Offtopic - SaaS ROI Explained and why On-Prem is a bad idea (for most)

In this post we explain what has been explained 50 million times over the last decade: SaaS has a better ROI than on-prem.

Our typical, existing On-Prem customer that should have SaaS looks like this:

  • They run very old versions of eramba (Btw - we are security people that is involved in writing patching and vulnerability polices)

  • The underlying Linux that runs eramba has very old PHP versions, Etc.

  • They raise 900 million support tickets to us, not about eramba, about their infrastructure making a waste of their and our time.

Why SaaS is cheaper?:

  • Infrastructure costs. Our SaaS infrastructure is layers and duplicated. In AWS terms this means two zones within a single region. This requires at least: 1 x WAF, 1 x LB, 2 x EC2, 1 RDS (cluster), Multiple EBSs, Backup Service from AWS, S3, Etc. To all that, include network traffic, storage costs, Etc. You are looking at least 250-300 EUR / Month.
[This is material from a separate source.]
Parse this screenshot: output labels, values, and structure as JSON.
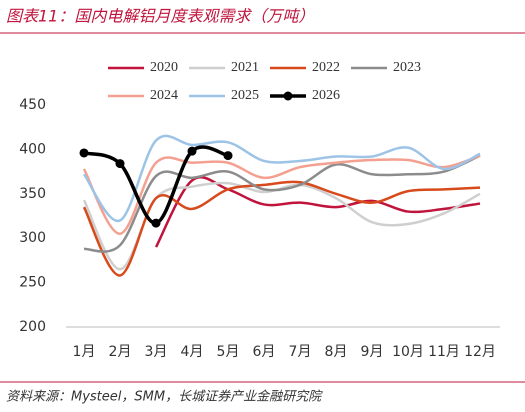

That alone is %100-%110 of our SaaS fee (bear in mind our fee includes 2500 EUR of software)

Note: If you run all that in a single EC2 exposed to Internet it will be cheaper. Of course. You can run eramba on a Playstation as well, but let’s compare apples to apples.

  • We do some 20-30 updates a year. This requires manual intervention. Doing backups before updating, letting people an update will take place, running the update, testing all is ok. At 25 updates a year, a couple of hours per update that is 50 hours a year. If your hourly rate is 50 eur / hr (?) that is 1250 eur a year. Add this to the on-prem bill.

  • Your IT teams will need to upgrade the underlying infrastructure. That will require some 10-20 upgrades a year. Same as above. Add this to the on-prem bill.

  • Skills - now to run the setup above you need to understand Linux, AWS, Dockers, Backups, Etc. You also need to understand how eramba works. Those skills costs money and we know for a fact, many of our customers do not have them. Building a house without skills is possible but the result will be questionable.

  • Continuity response times. If your IT department run the on-prem system then you are competing for their time with god knows how many other tasks and teams. We do not mean to disrespect, but GRC is hardly going to be a priority for them.

  • Our infrastructure operational processes are tested frequently (by us, a third party and a certification authority) and are ISO 27001 certified. Can you tell the same about the ones run by your IT department?

For the reasons above, we (and the rest of the planet) offer SaaS services. Is a simple financial decision, a very obvious one to make. We will be contacting all our existing customers with a tempting offer to move to SaaS soon.